Warning: Removed 6 rows containing missing values or values outside the scale range
(`geom_line()`).

Naive forecast with drift

# Naive Forecast with Drift (6 time periods ahead)
train <- data %>% filter(DATE < ymd("2019-07-01"))

naive_drift_forecast <- train %>%
  model(naive_drift_model = RW(vehicle_sales ~ drift())) %>%
  forecast(h = 6)

Warning: 1 error encountered for naive_drift_model
[1] .data contains implicit gaps in time. You should check your data and convert implicit gaps into explicit missing values using `tsibble::fill_gaps()` if required.

# Plot naive forecast with drift
naive_drift_forecast_plot <- naive_drift_forecast %>%
  autoplot(data) +
  ggtitle("6-Period Naive Forecast with Drift for Vehicle Sales") +
  xlab("Date") +
  ylab("Vehicle Sales") +
  theme_bw()

# Display the naive forecast with drift plot
naive_drift_forecast_plot

Warning in max(ids, na.rm = TRUE): no non-missing arguments to max; returning
-Inf

Warning in max(ids, na.rm = TRUE): no non-missing arguments to max; returning
-Inf

Warning: Removed 6 rows containing missing values or values outside the scale range
(`geom_line()`).

The naive forecast with drift extends the most recent trend into the future, which aligns with the historical pattern observed in vehicle sales. This method incorporates the natural increase in sales over time rather than assuming a flat forecast.
The naive forecast with drift does not capture seasonality explicitly. If strong seasonal patterns were present (e.g., higher sales during certain months), this method would not adequately account for that.
The 80% and 95% confidence intervals widen as we move forward in time, indicating increasing uncertainty in predictions. This reflects real-world unpredictability in vehicle sales.

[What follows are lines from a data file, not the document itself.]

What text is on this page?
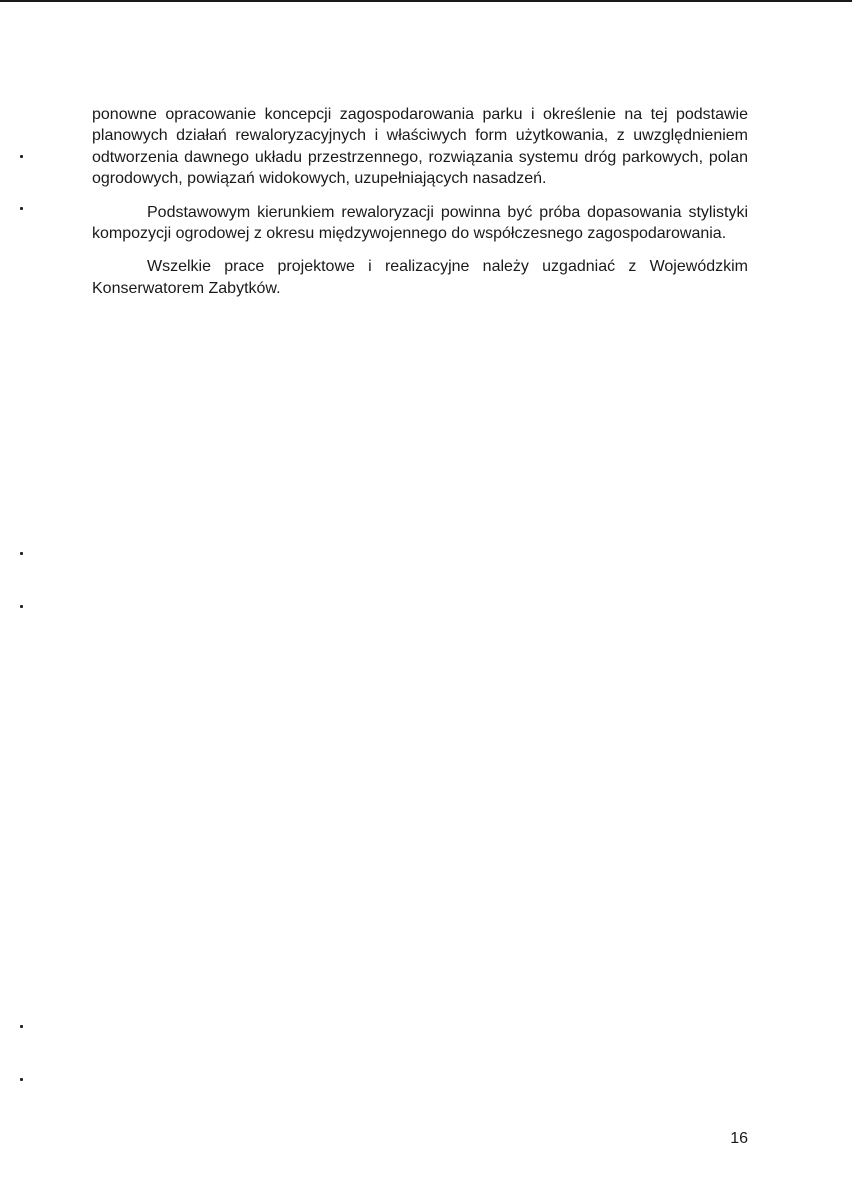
ponowne opracowanie koncepcji zagospodarowania parku i określenie na tej podstawie planowych działań rewaloryzacyjnych i właściwych form użytkowania, z uwzględnieniem odtworzenia dawnego układu przestrzennego, rozwiązania systemu dróg parkowych, polan ogrodowych, powiązań widokowych, uzupełniających nasadzeń.

Podstawowym kierunkiem rewaloryzacji powinna być próba dopasowania stylistyki kompozycji ogrodowej z okresu międzywojennego do współczesnego zagospodarowania.

Wszelkie prace projektowe i realizacyjne należy uzgadniać z Wojewódzkim Konserwatorem Zabytków.

16
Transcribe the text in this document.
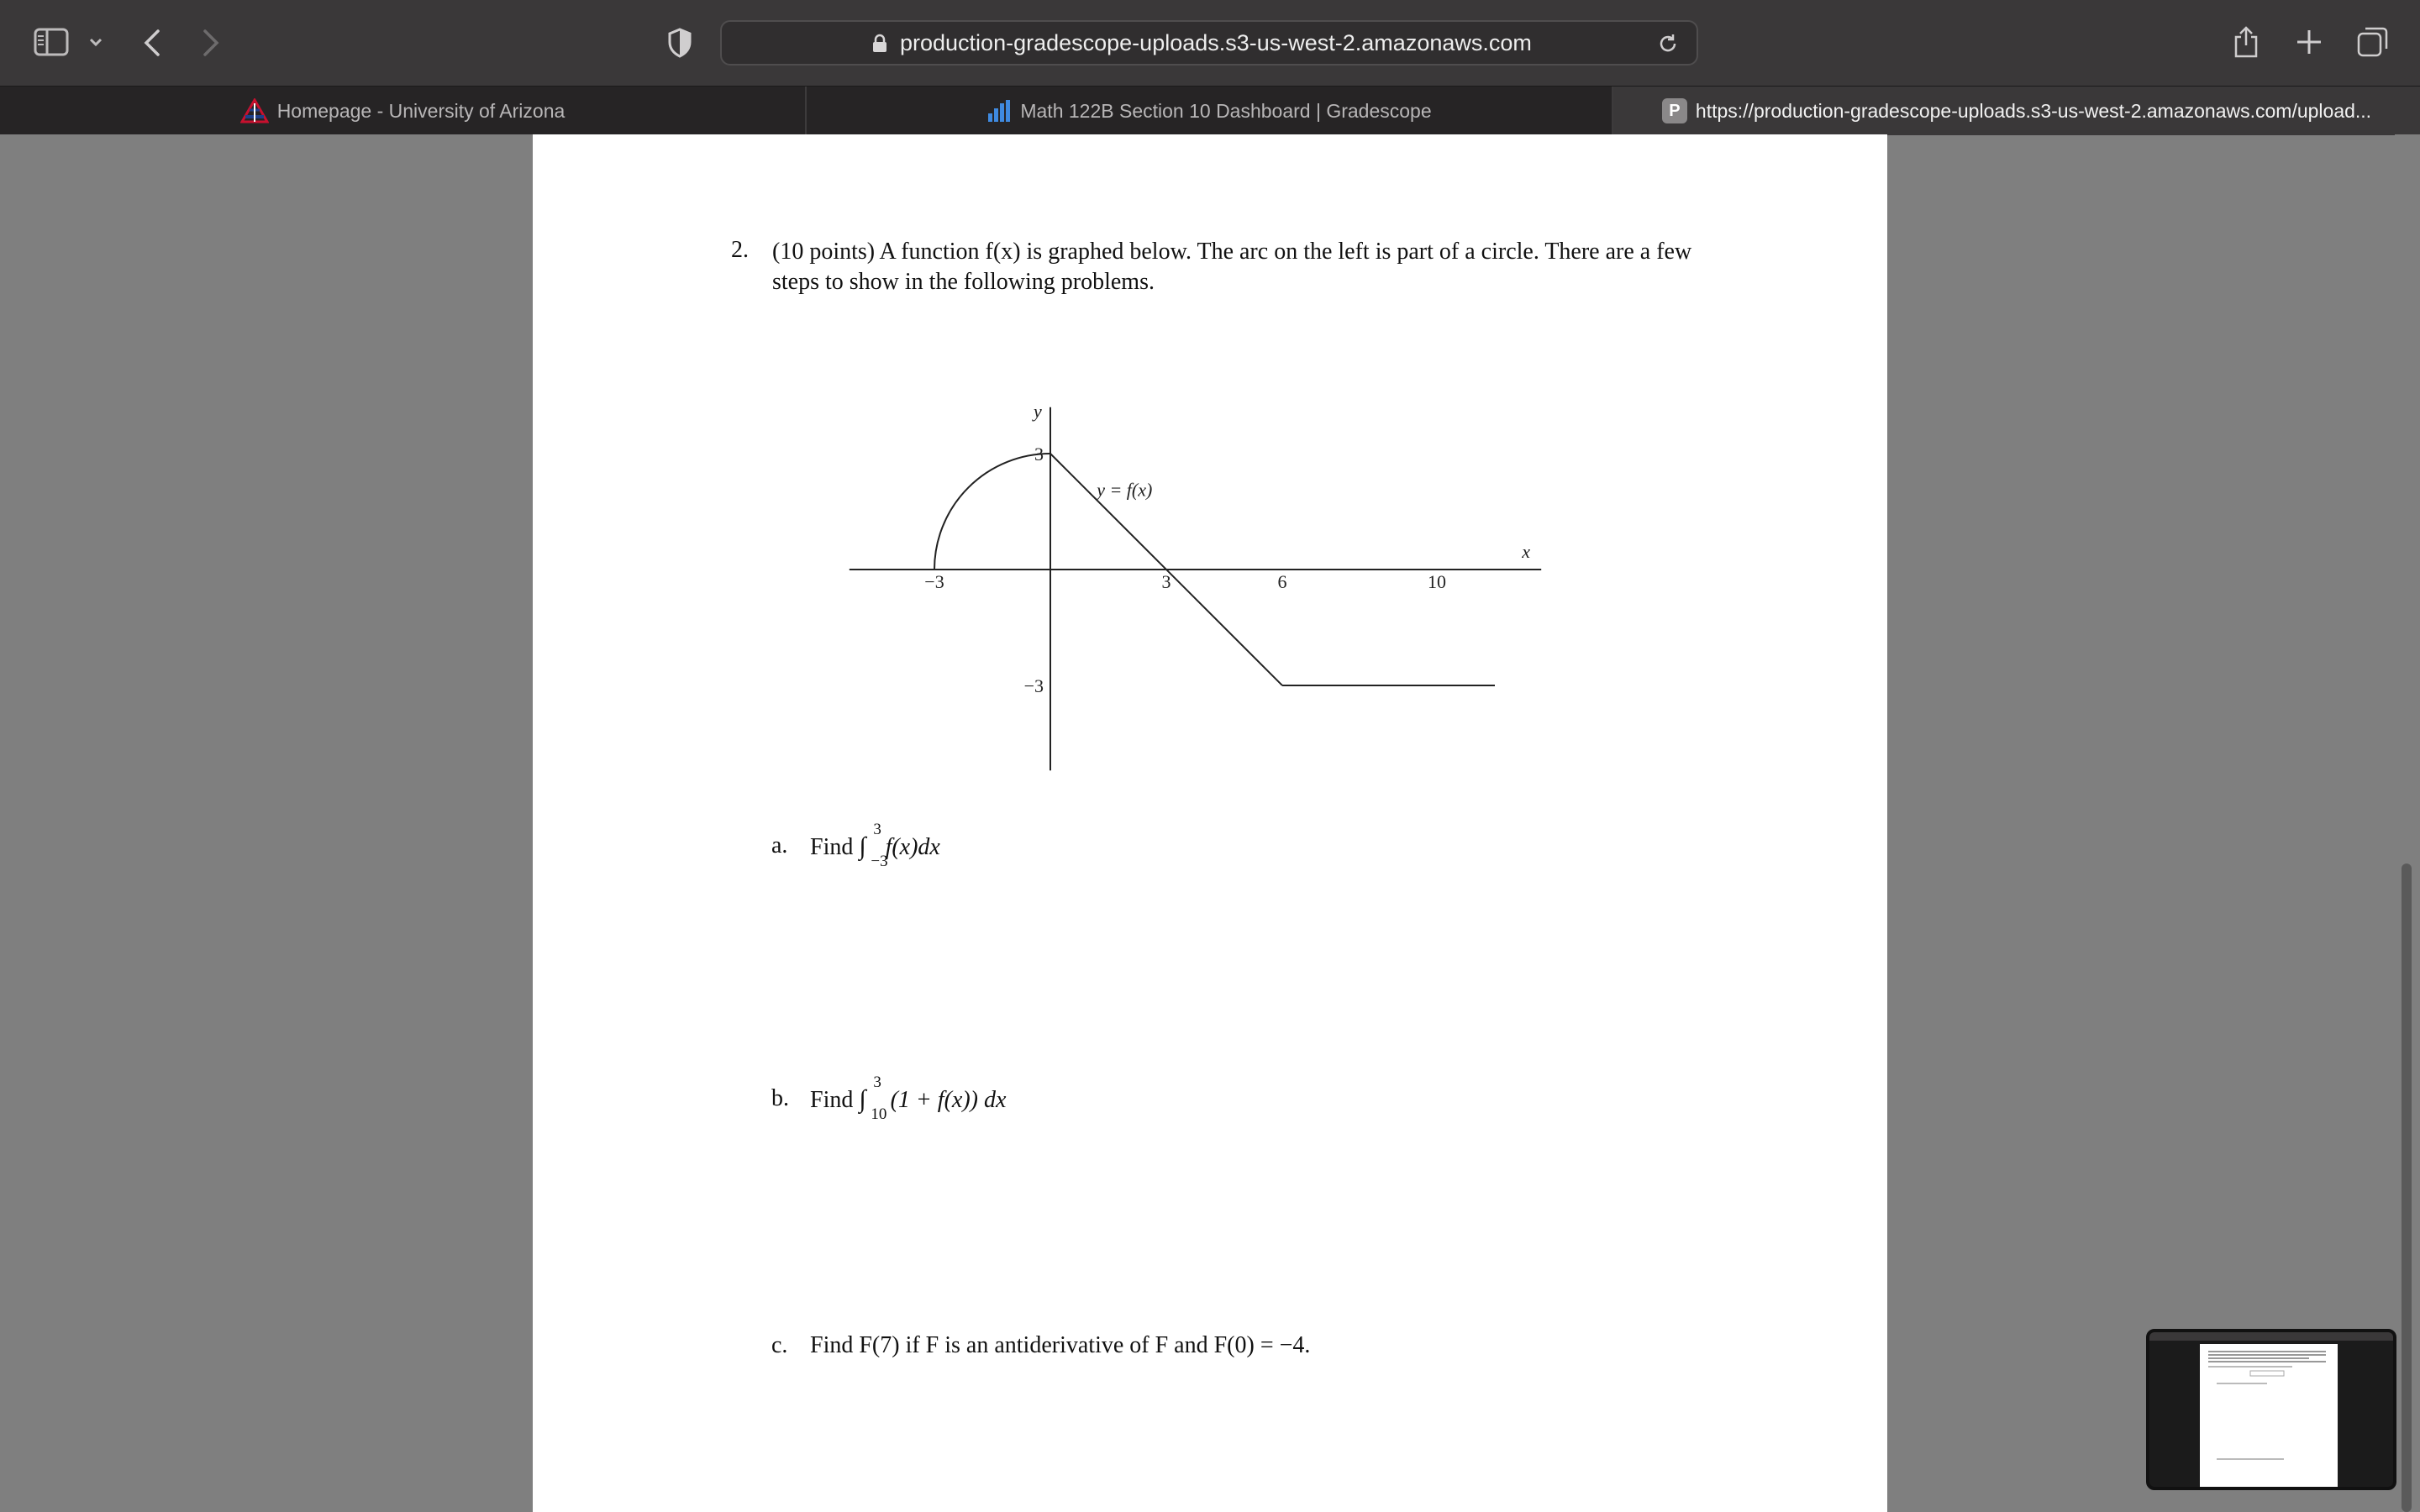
production-gradescope-uploads.s3-us-west-2.amazonaws.com
Homepage - University of Arizona	Math 122B Section 10 Dashboard | Gradescope	P https://production-gradescope-uploads.s3-us-west-2.amazonaws.com/upload...
2. (10 points) A function f(x) is graphed below. The arc on the left is part of a circle. There are a few steps to show in the following problems.
y
x
y = f(x)
−3	3	6	10
3
−3
a. Find ∫
3
−3
f(x)dx
b. Find ∫
3
10
(1 + f(x)) dx
c. Find F(7) if F is an antiderivative of F and F(0) = −4.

Naive Forecast with drift is suitable for data with a long-term trend (as seen in vehicle sales). It captures the general direction of the time series better than a naive (flat) forecast. However, it does not model seasonality, which could be important for industries affected by time-based patterns. Also, it does not react to external shocks (e.g., economic downturns, policy changes, or supply chain disruptions).